For seventeen years, Rivera has been perhaps baseball’s humblest hero, always thanking God in an understated way. He’s not in the news for beating up his model girlfriend or falling out with his agent—in fact, he’s hardly in the news at all. He doesn’t bad-mouth the people who write him checks. He has off days, but never slumps.
And now, in this victory lap, his discomfort with the spotlight shows. It is easier for him to be history’s greatest closer than it is for him to reveal himself, because he sees that making a display of his humility puts that all-important humility in doubt. Having lived in New York for nearly twenty years, he knows, on some level, that the fans, and even his teammates, are drawn more to his superstardom than they are to his innermost thoughts; the beliefs are of interest only because he’s so great. “I don’t want people to think that I do [church work] because I want attention,” he told me. “I don’t ever want that. I do it because it comes from my heart and not for the publicity.”
At Citi Field that day, the event had a staged feeling; it was heartfelt but also for show.

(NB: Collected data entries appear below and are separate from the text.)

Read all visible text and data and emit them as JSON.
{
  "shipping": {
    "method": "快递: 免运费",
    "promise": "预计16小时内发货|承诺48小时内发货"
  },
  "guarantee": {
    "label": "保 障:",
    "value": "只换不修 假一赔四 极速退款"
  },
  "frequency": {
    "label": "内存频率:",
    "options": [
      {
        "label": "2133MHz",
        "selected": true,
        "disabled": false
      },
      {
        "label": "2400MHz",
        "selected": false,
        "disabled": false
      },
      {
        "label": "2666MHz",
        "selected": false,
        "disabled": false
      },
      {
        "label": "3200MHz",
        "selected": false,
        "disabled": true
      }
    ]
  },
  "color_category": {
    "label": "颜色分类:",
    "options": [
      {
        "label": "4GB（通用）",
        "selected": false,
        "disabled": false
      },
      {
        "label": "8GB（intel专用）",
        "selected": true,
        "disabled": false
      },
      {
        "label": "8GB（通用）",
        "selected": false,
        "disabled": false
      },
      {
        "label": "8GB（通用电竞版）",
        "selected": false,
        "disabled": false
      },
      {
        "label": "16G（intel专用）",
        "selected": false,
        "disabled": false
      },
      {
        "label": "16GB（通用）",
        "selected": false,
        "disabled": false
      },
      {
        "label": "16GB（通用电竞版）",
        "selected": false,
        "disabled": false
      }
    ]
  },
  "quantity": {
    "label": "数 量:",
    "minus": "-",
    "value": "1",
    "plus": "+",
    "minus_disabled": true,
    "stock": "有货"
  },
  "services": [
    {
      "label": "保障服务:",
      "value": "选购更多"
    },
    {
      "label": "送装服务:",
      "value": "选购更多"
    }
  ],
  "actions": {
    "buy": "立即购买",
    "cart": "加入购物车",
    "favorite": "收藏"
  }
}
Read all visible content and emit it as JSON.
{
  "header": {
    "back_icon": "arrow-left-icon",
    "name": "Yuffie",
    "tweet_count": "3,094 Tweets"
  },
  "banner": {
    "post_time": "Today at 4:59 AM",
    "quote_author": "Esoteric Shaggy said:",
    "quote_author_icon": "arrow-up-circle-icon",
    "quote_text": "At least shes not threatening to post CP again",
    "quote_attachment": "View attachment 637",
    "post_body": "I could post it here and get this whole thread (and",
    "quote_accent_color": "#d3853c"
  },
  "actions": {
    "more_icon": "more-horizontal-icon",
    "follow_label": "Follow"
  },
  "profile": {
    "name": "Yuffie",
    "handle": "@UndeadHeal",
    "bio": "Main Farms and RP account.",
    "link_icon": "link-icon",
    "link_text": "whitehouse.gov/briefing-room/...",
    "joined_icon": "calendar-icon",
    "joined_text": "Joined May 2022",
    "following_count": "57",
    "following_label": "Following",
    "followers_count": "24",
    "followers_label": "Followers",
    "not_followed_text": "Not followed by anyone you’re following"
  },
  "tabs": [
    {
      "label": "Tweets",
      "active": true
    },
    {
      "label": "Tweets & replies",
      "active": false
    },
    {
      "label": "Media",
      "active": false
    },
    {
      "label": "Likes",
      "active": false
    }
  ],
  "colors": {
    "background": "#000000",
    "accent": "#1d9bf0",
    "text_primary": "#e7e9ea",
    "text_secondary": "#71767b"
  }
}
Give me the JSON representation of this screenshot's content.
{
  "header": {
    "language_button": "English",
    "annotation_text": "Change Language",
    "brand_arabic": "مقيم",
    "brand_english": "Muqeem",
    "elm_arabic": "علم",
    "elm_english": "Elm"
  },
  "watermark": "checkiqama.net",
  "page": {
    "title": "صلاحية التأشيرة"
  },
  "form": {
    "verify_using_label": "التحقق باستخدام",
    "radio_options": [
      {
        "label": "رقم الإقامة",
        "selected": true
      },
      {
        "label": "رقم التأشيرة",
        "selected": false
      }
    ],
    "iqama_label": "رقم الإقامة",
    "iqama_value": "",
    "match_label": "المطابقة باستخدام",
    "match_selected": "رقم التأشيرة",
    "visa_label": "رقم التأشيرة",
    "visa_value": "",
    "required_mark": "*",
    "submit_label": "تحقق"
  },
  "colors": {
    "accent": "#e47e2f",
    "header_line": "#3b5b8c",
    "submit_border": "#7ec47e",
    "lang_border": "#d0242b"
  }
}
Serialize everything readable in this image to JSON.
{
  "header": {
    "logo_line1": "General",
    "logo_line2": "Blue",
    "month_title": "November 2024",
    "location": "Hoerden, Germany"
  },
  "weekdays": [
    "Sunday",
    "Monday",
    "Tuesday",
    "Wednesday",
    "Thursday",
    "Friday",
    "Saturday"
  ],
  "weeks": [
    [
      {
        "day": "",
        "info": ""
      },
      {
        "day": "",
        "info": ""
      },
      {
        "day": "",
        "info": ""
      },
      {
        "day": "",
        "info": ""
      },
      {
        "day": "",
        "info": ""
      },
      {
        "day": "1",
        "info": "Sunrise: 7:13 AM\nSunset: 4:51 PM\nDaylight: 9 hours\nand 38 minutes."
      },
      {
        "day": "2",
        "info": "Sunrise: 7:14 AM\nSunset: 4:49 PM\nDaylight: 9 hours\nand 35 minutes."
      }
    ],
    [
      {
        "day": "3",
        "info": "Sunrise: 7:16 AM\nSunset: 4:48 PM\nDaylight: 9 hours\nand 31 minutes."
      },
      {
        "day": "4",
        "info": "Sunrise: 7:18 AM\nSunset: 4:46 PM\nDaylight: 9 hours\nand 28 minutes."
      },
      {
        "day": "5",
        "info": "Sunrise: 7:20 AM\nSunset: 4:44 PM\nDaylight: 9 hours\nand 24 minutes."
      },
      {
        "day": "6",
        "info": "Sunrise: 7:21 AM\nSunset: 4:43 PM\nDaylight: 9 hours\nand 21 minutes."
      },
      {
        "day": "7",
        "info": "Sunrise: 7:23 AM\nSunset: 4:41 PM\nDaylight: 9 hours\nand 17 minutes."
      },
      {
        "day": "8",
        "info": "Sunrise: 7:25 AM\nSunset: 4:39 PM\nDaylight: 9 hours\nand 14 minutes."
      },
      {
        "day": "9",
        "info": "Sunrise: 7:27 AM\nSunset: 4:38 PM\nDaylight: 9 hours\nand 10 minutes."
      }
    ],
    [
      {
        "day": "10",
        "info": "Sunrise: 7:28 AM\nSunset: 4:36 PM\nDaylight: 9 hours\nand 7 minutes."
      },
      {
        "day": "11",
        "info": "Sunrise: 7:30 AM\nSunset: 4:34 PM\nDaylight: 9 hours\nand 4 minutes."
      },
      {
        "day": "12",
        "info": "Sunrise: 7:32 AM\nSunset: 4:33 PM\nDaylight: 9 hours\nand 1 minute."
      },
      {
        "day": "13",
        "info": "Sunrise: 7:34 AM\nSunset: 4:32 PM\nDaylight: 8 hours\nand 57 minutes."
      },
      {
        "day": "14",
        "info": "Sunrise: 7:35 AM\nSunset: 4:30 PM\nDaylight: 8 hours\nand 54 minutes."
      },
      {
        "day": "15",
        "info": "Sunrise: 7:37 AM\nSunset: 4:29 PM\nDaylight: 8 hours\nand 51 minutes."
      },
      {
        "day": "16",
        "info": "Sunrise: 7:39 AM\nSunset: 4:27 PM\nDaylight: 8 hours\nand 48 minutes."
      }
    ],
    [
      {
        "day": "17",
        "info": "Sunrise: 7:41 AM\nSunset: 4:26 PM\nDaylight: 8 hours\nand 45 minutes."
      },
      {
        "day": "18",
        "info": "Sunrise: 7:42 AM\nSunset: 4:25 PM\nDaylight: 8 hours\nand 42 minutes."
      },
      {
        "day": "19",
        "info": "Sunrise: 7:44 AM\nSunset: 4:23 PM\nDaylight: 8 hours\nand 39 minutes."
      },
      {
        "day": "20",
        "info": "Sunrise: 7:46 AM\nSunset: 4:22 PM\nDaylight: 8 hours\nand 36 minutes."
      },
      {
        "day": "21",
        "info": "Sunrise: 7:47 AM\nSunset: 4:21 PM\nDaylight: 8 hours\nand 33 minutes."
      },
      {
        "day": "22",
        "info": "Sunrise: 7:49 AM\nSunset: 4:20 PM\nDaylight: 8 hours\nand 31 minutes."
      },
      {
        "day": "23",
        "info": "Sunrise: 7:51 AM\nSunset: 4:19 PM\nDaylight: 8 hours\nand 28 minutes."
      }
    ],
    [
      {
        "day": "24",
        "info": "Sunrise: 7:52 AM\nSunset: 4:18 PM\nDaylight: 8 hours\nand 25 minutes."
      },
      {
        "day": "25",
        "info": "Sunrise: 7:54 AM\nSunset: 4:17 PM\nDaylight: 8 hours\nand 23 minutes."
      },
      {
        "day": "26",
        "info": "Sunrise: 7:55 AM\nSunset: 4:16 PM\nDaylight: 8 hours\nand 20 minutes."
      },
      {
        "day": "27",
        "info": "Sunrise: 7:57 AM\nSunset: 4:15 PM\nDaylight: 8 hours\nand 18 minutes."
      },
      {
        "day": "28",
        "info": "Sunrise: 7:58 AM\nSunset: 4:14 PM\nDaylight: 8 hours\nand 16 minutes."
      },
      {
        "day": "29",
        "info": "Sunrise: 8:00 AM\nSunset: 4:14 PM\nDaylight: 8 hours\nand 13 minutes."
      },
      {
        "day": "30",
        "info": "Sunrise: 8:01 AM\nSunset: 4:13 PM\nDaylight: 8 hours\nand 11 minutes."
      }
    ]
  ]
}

The Mets returned the honor the following evening, asking him to throw out the first pitch—an exceptional, gracious gesture for an active pitcher on an opposing team. Later that night, he entered the game to pitch for real, with the Yankees ahead 1-0 in the ninth. The lowly Mets struck quickly, getting three consecutive hits off Rivera and stealing the game. It was the worst outing of Rivera’s career. And it was humbling. It may have been part of God’s plan, but with reporters later that night, the pitcher took full responsibility.